I think the first time I voted was in college, in the fall of 1995, when Ed Rendell was running for re-election as Mayer of Philadelphia. It took me a while to find my polling place. I was living off-campus so my polling site was a church in West Philly. I had to circle a few times before I found the entrance because the street corner was poorly lit. Then my name was listed incorrectly, although my voter id card that I'd brought with me was correct. Eventually I got to vote. It was the kind of machine where you pull down various levers and then swing a giant lever to the side to record your votes and clear them all at once when you're done.
I voted in the same place for Bill Clinton in 1996. In the fall of 1998, I voted absentee from London (casting a ballot in my home state of Indiana's election). In 2000 I voted absentee in the New York election because, although I lived in NY, I was in Florida working for Gore. My friend Andy K. helped make sure my absentee ballot got FedEx'd to me so I could return it in time. Even though I knew my presidential vote wouldn't do much in New York, I wanted to cast an official vote for Hillary Clinton for Senate, who I'd worked for briefly before heading to Florida.
I also remember when I got to Florida, I learned that not all voting machines used the lever systems I was used to using. Someone came into our field office and asked what the voting machine would be like. I said, "I think it's just a lever system." Our field office director said, "No, polling places use all kinds of different machines and types of ballots. It depends on your polling site." "Really?" I asked skeptically. "People vote on different types of machines in the same election?"
Yup. We really did have that conversation in Florida just a few days before Election Day 2000. If only we'd known what was to come.
Still, I love voting. I love voting. I view my vote as my voice and my power in America. Election results may be a foregone conclusion sometimes, but my vote is still part of that final count, and that means something to me.

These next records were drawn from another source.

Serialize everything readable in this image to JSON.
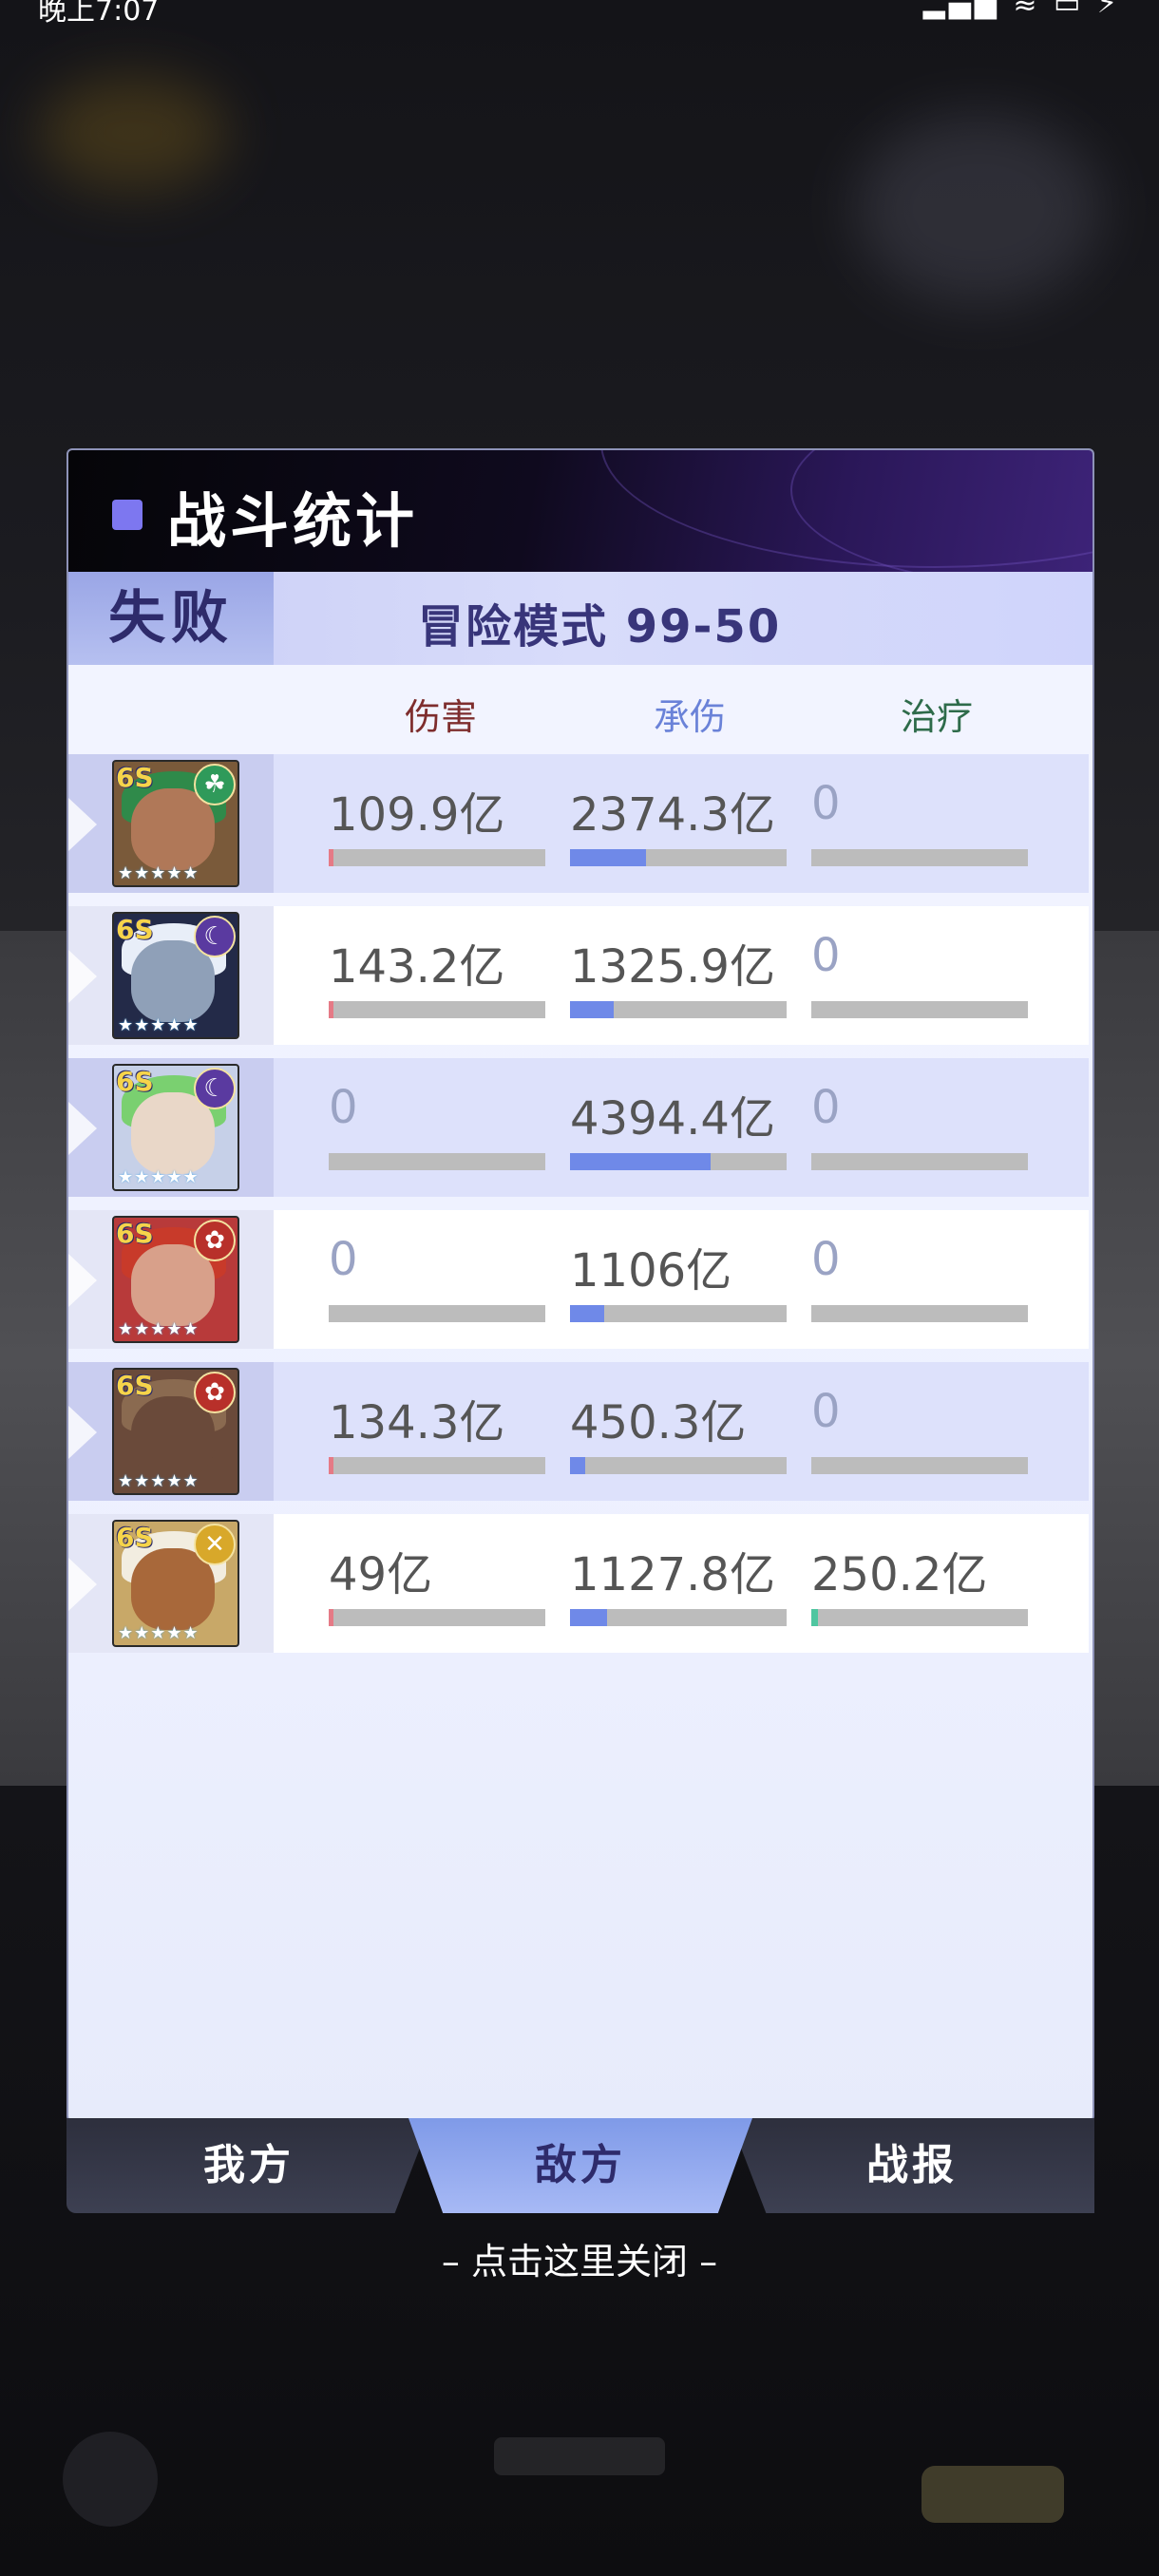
{
  "status_bar": {
    "time": "晚上7:07",
    "icons": "▂▄▆ ≋ ▭ ⚡"
  },
  "panel": {
    "title": "战斗统计",
    "result": "失败",
    "stage": "冒险模式 99-50",
    "columns": {
      "damage": "伤害",
      "tank": "承伤",
      "heal": "治疗"
    }
  },
  "rows": [
    {
      "rank": "6S",
      "faction": "earth",
      "faction_color": "#2f9a5a",
      "damage": "109.9亿",
      "damage_pct": 0.01,
      "tank": "2374.3亿",
      "tank_pct": 0.35,
      "heal": "0",
      "heal_pct": 0
    },
    {
      "rank": "6S",
      "faction": "dark",
      "faction_color": "#5a3aa0",
      "damage": "143.2亿",
      "damage_pct": 0.02,
      "tank": "1325.9亿",
      "tank_pct": 0.2,
      "heal": "0",
      "heal_pct": 0
    },
    {
      "rank": "6S",
      "faction": "dark",
      "faction_color": "#5a3aa0",
      "damage": "0",
      "damage_pct": 0,
      "tank": "4394.4亿",
      "tank_pct": 0.65,
      "heal": "0",
      "heal_pct": 0
    },
    {
      "rank": "6S",
      "faction": "fire",
      "faction_color": "#b8302a",
      "damage": "0",
      "damage_pct": 0,
      "tank": "1106亿",
      "tank_pct": 0.16,
      "heal": "0",
      "heal_pct": 0
    },
    {
      "rank": "6S",
      "faction": "fire",
      "faction_color": "#b8302a",
      "damage": "134.3亿",
      "damage_pct": 0.02,
      "tank": "450.3亿",
      "tank_pct": 0.07,
      "heal": "0",
      "heal_pct": 0
    },
    {
      "rank": "6S",
      "faction": "light",
      "faction_color": "#d8a82a",
      "damage": "49亿",
      "damage_pct": 0.01,
      "tank": "1127.8亿",
      "tank_pct": 0.17,
      "heal": "250.2亿",
      "heal_pct": 0.03
    }
  ],
  "tabs": {
    "ours": "我方",
    "enemy": "敌方",
    "report": "战报"
  },
  "close_hint": "– 点击这里关闭 –",
  "colors": {
    "damage_fill": "#e57a86",
    "tank_fill": "#6f89e8",
    "heal_fill": "#4fc6a0",
    "accent": "#7d77f0"
  }
}
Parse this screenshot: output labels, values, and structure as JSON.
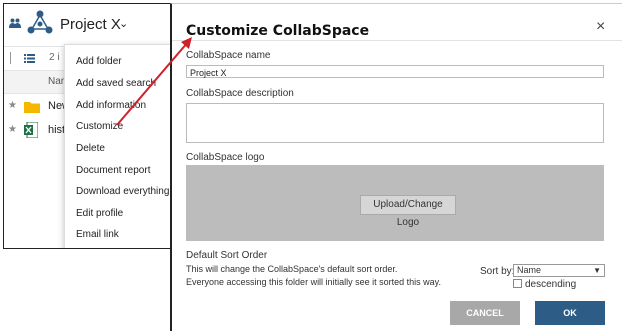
{
  "app": {
    "project_title": "Project X",
    "count_text": "2 i",
    "column_name": "Nar",
    "rows": [
      {
        "label": "New",
        "icon": "folder-icon"
      },
      {
        "label": "hist",
        "icon": "excel-file-icon"
      }
    ]
  },
  "menu": {
    "items": [
      "Add folder",
      "Add saved search",
      "Add information",
      "Customize",
      "Delete",
      "Document report",
      "Download everything",
      "Edit profile",
      "Email link"
    ]
  },
  "dialog": {
    "title": "Customize CollabSpace",
    "close": "×",
    "name_label": "CollabSpace name",
    "name_value": "Project X",
    "description_label": "CollabSpace description",
    "description_value": "",
    "logo_label": "CollabSpace logo",
    "upload_button": "Upload/Change Logo",
    "sort_heading": "Default Sort Order",
    "sort_desc_line1": "This will change the CollabSpace's default sort order.",
    "sort_desc_line2": "Everyone accessing this folder will initially see it sorted this way.",
    "sort_by_label": "Sort by:",
    "sort_by_value": "Name",
    "descending_label": "descending",
    "descending_checked": false,
    "cancel_button": "CANCEL",
    "ok_button": "OK"
  },
  "colors": {
    "ok_button": "#2d5d86",
    "cancel_button": "#a8a8a8",
    "annotation_arrow": "#d0202a",
    "logo_area": "#bcbcbc"
  }
}
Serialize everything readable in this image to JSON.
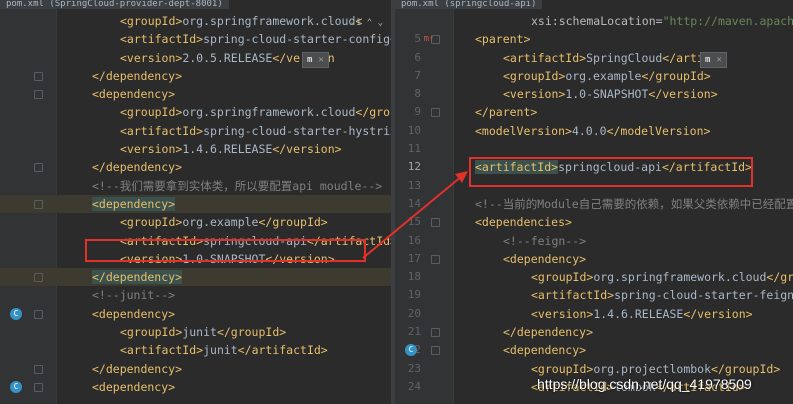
{
  "left": {
    "tab": "pom.xml (SpringCloud-provider-dept-8001)",
    "lines": [
      {
        "n": "",
        "indent": 2,
        "parts": [
          [
            "tag",
            "<groupId>"
          ],
          [
            "txt",
            "org.springframework.cloud"
          ],
          [
            "tag",
            "<"
          ]
        ]
      },
      {
        "n": "",
        "indent": 2,
        "parts": [
          [
            "tag",
            "<artifactId>"
          ],
          [
            "txt",
            "spring-cloud-starter-config"
          ],
          [
            "tag",
            "</arti"
          ]
        ]
      },
      {
        "n": "",
        "indent": 2,
        "parts": [
          [
            "tag",
            "<version>"
          ],
          [
            "txt",
            "2.0.5.RELEASE"
          ],
          [
            "tag",
            "</version"
          ]
        ]
      },
      {
        "n": "",
        "indent": 1,
        "parts": [
          [
            "tag",
            "</dependency>"
          ]
        ]
      },
      {
        "n": "",
        "indent": 1,
        "parts": [
          [
            "tag",
            "<dependency>"
          ]
        ]
      },
      {
        "n": "",
        "indent": 2,
        "parts": [
          [
            "tag",
            "<groupId>"
          ],
          [
            "txt",
            "org.springframework.cloud"
          ],
          [
            "tag",
            "</groupId>"
          ]
        ]
      },
      {
        "n": "",
        "indent": 2,
        "parts": [
          [
            "tag",
            "<artifactId>"
          ],
          [
            "txt",
            "spring-cloud-starter-hystrix"
          ],
          [
            "tag",
            "</art"
          ]
        ]
      },
      {
        "n": "",
        "indent": 2,
        "parts": [
          [
            "tag",
            "<version>"
          ],
          [
            "txt",
            "1.4.6.RELEASE"
          ],
          [
            "tag",
            "</version>"
          ]
        ]
      },
      {
        "n": "",
        "indent": 1,
        "parts": [
          [
            "tag",
            "</dependency>"
          ]
        ]
      },
      {
        "n": "",
        "indent": 1,
        "parts": [
          [
            "cmt",
            "<!--我们需要拿到实体类，所以要配置api moudle-->"
          ]
        ]
      },
      {
        "n": "",
        "indent": 1,
        "parts": [
          [
            "tagsel",
            "<dependency>"
          ]
        ]
      },
      {
        "n": "",
        "indent": 2,
        "parts": [
          [
            "tag",
            "<groupId>"
          ],
          [
            "txt",
            "org.example"
          ],
          [
            "tag",
            "</groupId>"
          ]
        ]
      },
      {
        "n": "",
        "indent": 2,
        "parts": [
          [
            "tag",
            "<artifactId>"
          ],
          [
            "txt",
            "springcloud-api"
          ],
          [
            "tag",
            "</artifactId>"
          ]
        ]
      },
      {
        "n": "",
        "indent": 2,
        "parts": [
          [
            "tag",
            "<version>"
          ],
          [
            "txt",
            "1.0-SNAPSHOT"
          ],
          [
            "tag",
            "</version>"
          ]
        ]
      },
      {
        "n": "",
        "indent": 1,
        "parts": [
          [
            "tagsel",
            "</dependency>"
          ]
        ]
      },
      {
        "n": "",
        "indent": 1,
        "parts": [
          [
            "cmt",
            "<!--junit-->"
          ]
        ]
      },
      {
        "n": "",
        "indent": 1,
        "parts": [
          [
            "tag",
            "<dependency>"
          ]
        ]
      },
      {
        "n": "",
        "indent": 2,
        "parts": [
          [
            "tag",
            "<groupId>"
          ],
          [
            "txt",
            "junit"
          ],
          [
            "tag",
            "</groupId>"
          ]
        ]
      },
      {
        "n": "",
        "indent": 2,
        "parts": [
          [
            "tag",
            "<artifactId>"
          ],
          [
            "txt",
            "junit"
          ],
          [
            "tag",
            "</artifactId>"
          ]
        ]
      },
      {
        "n": "",
        "indent": 1,
        "parts": [
          [
            "tag",
            "</dependency>"
          ]
        ]
      },
      {
        "n": "",
        "indent": 1,
        "parts": [
          [
            "tag",
            "<dependency>"
          ]
        ]
      }
    ],
    "inspection": "1",
    "popup_label": "m"
  },
  "right": {
    "tab": "pom.xml (springcloud-api)",
    "lines": [
      {
        "n": "",
        "indent": 2,
        "parts": [
          [
            "attr",
            "xsi:schemaLocation="
          ],
          [
            "aval",
            "\"http://maven.apache.o"
          ]
        ]
      },
      {
        "n": "5",
        "indent": 0,
        "parts": [
          [
            "tag",
            "<parent>"
          ]
        ]
      },
      {
        "n": "6",
        "indent": 1,
        "parts": [
          [
            "tag",
            "<artifactId>"
          ],
          [
            "txt",
            "SpringCloud"
          ],
          [
            "tag",
            "</artif"
          ]
        ]
      },
      {
        "n": "7",
        "indent": 1,
        "parts": [
          [
            "tag",
            "<groupId>"
          ],
          [
            "txt",
            "org.example"
          ],
          [
            "tag",
            "</groupId>"
          ]
        ]
      },
      {
        "n": "8",
        "indent": 1,
        "parts": [
          [
            "tag",
            "<version>"
          ],
          [
            "txt",
            "1.0-SNAPSHOT"
          ],
          [
            "tag",
            "</version>"
          ]
        ]
      },
      {
        "n": "9",
        "indent": 0,
        "parts": [
          [
            "tag",
            "</parent>"
          ]
        ]
      },
      {
        "n": "10",
        "indent": 0,
        "parts": [
          [
            "tag",
            "<modelVersion>"
          ],
          [
            "txt",
            "4.0.0"
          ],
          [
            "tag",
            "</modelVersion>"
          ]
        ]
      },
      {
        "n": "11",
        "indent": 0,
        "parts": []
      },
      {
        "n": "12",
        "indent": 0,
        "parts": [
          [
            "tagsel",
            "<artifactId>"
          ],
          [
            "txt",
            "springcloud-api"
          ],
          [
            "tag",
            "</artifactId>"
          ]
        ]
      },
      {
        "n": "13",
        "indent": 0,
        "parts": []
      },
      {
        "n": "14",
        "indent": 0,
        "parts": [
          [
            "cmt",
            "<!--当前的Module自己需要的依赖，如果父类依赖中已经配置"
          ]
        ]
      },
      {
        "n": "15",
        "indent": 0,
        "parts": [
          [
            "tag",
            "<dependencies>"
          ]
        ]
      },
      {
        "n": "16",
        "indent": 1,
        "parts": [
          [
            "cmt",
            "<!--feign-->"
          ]
        ]
      },
      {
        "n": "17",
        "indent": 1,
        "parts": [
          [
            "tag",
            "<dependency>"
          ]
        ]
      },
      {
        "n": "18",
        "indent": 2,
        "parts": [
          [
            "tag",
            "<groupId>"
          ],
          [
            "txt",
            "org.springframework.cloud"
          ],
          [
            "tag",
            "</grou"
          ]
        ]
      },
      {
        "n": "19",
        "indent": 2,
        "parts": [
          [
            "tag",
            "<artifactId>"
          ],
          [
            "txt",
            "spring-cloud-starter-feign"
          ],
          [
            "tag",
            "</"
          ]
        ]
      },
      {
        "n": "20",
        "indent": 2,
        "parts": [
          [
            "tag",
            "<version>"
          ],
          [
            "txt",
            "1.4.6.RELEASE"
          ],
          [
            "tag",
            "</version>"
          ]
        ]
      },
      {
        "n": "21",
        "indent": 1,
        "parts": [
          [
            "tag",
            "</dependency>"
          ]
        ]
      },
      {
        "n": "22",
        "indent": 1,
        "parts": [
          [
            "tag",
            "<dependency>"
          ]
        ]
      },
      {
        "n": "23",
        "indent": 2,
        "parts": [
          [
            "tag",
            "<groupId>"
          ],
          [
            "txt",
            "org.projectlombok"
          ],
          [
            "tag",
            "</groupId>"
          ]
        ]
      },
      {
        "n": "24",
        "indent": 2,
        "parts": [
          [
            "tag",
            "<artifactId>"
          ],
          [
            "txt",
            "lombok"
          ],
          [
            "tag",
            "</artifactId>"
          ]
        ]
      }
    ],
    "popup_label": "m"
  },
  "watermark": "https://blog.csdn.net/qq_41978509",
  "colors": {
    "highlight_box": "#e0312b",
    "tag": "#e8bf6a",
    "comment": "#808080",
    "text": "#a9b7c6",
    "background": "#2b2b2b"
  },
  "icons": {
    "inspection": "check-icon",
    "override": "override-icon",
    "gutter_run": "maven-run-icon"
  }
}
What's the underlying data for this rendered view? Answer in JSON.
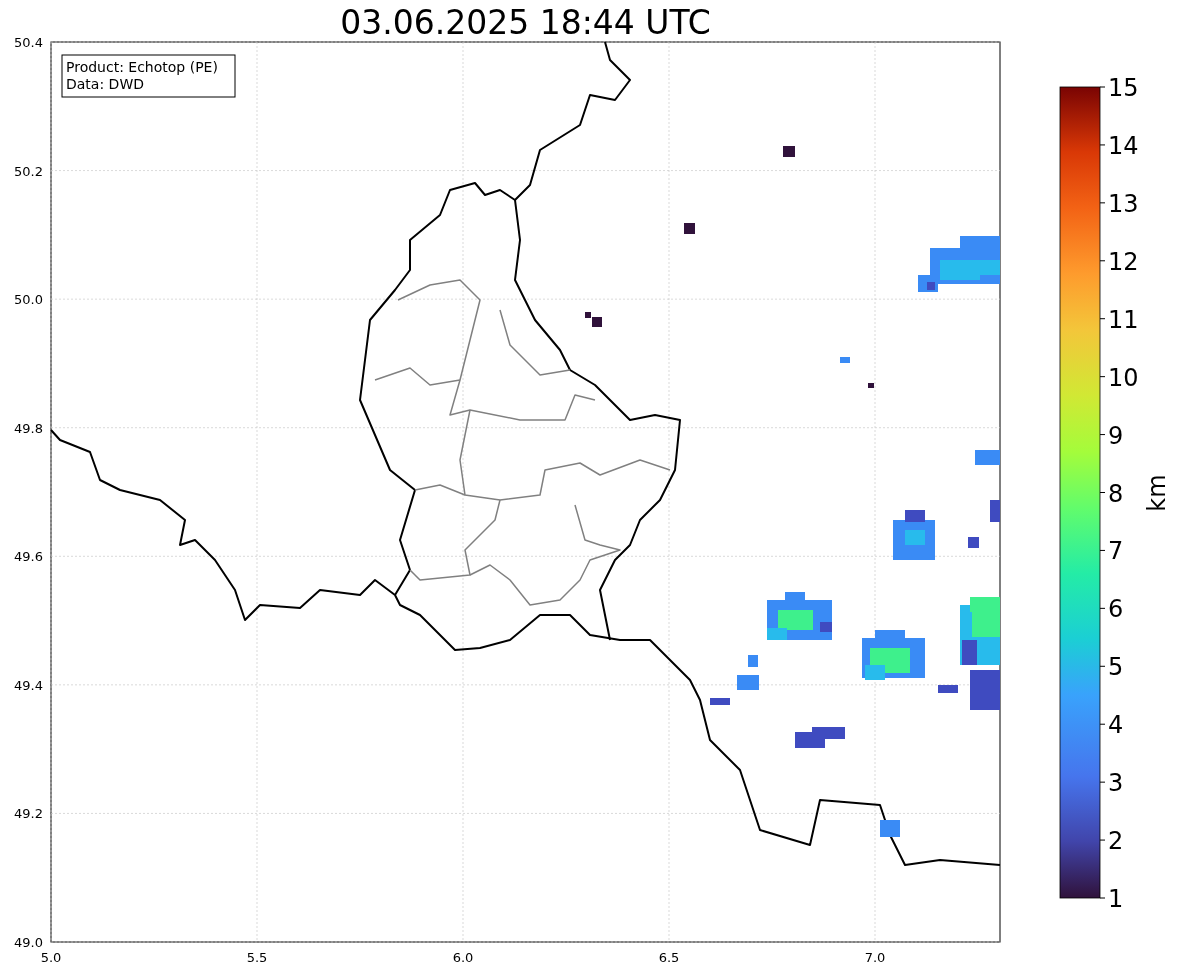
{
  "title": "03.06.2025 18:44 UTC",
  "info_box": [
    "Product: Echotop (PE)",
    "Data: DWD"
  ],
  "map": {
    "xticks": [
      "5.0",
      "5.5",
      "6.0",
      "6.5",
      "7.0"
    ],
    "yticks": [
      "50.4",
      "50.2",
      "50.0",
      "49.8",
      "49.6",
      "49.4",
      "49.2",
      "49.0"
    ]
  },
  "colorbar": {
    "label": "km",
    "ticks": [
      "15",
      "14",
      "13",
      "12",
      "11",
      "10",
      "9",
      "8",
      "7",
      "6",
      "5",
      "4",
      "3",
      "2",
      "1"
    ]
  }
}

As someone who worked in Florida in 2000, I have all kinds of things to say about who to vote for and why. But at the end of the day, I can't and don't believe anyone owes anyone else their vote. Just because one person weighs a set of pros and cons and decides to vote for candidate X, does not mean another person weighing the same pros and cons must come to the same conclusion. Sometimes I wish they did. So badly that it makes me cry for days, if not weeks, on end. Like in 2000. But...
Your vote is your voice -- to use in support, in protest, in silence as a statement, or however else you (legally) choose. It is the one power we all share as Americans. None of us have the right to dictate anyone else's voice. It's the control we give up and over to one another in this crazy democracy we call America.
And it's also why we should always, always, always make sure every vote is counted and counted correctly... and always keep a paper trail of those votes to prevent abuse... and not turn voters away from the polls under the guise of "preventing voter fraud"... and not disenfranchise felons who have already served their time. But those arguments are for another day.
I am so grateful that 88 years ago, a group of amazing women and men succeeded in giving me that voice I cherish today.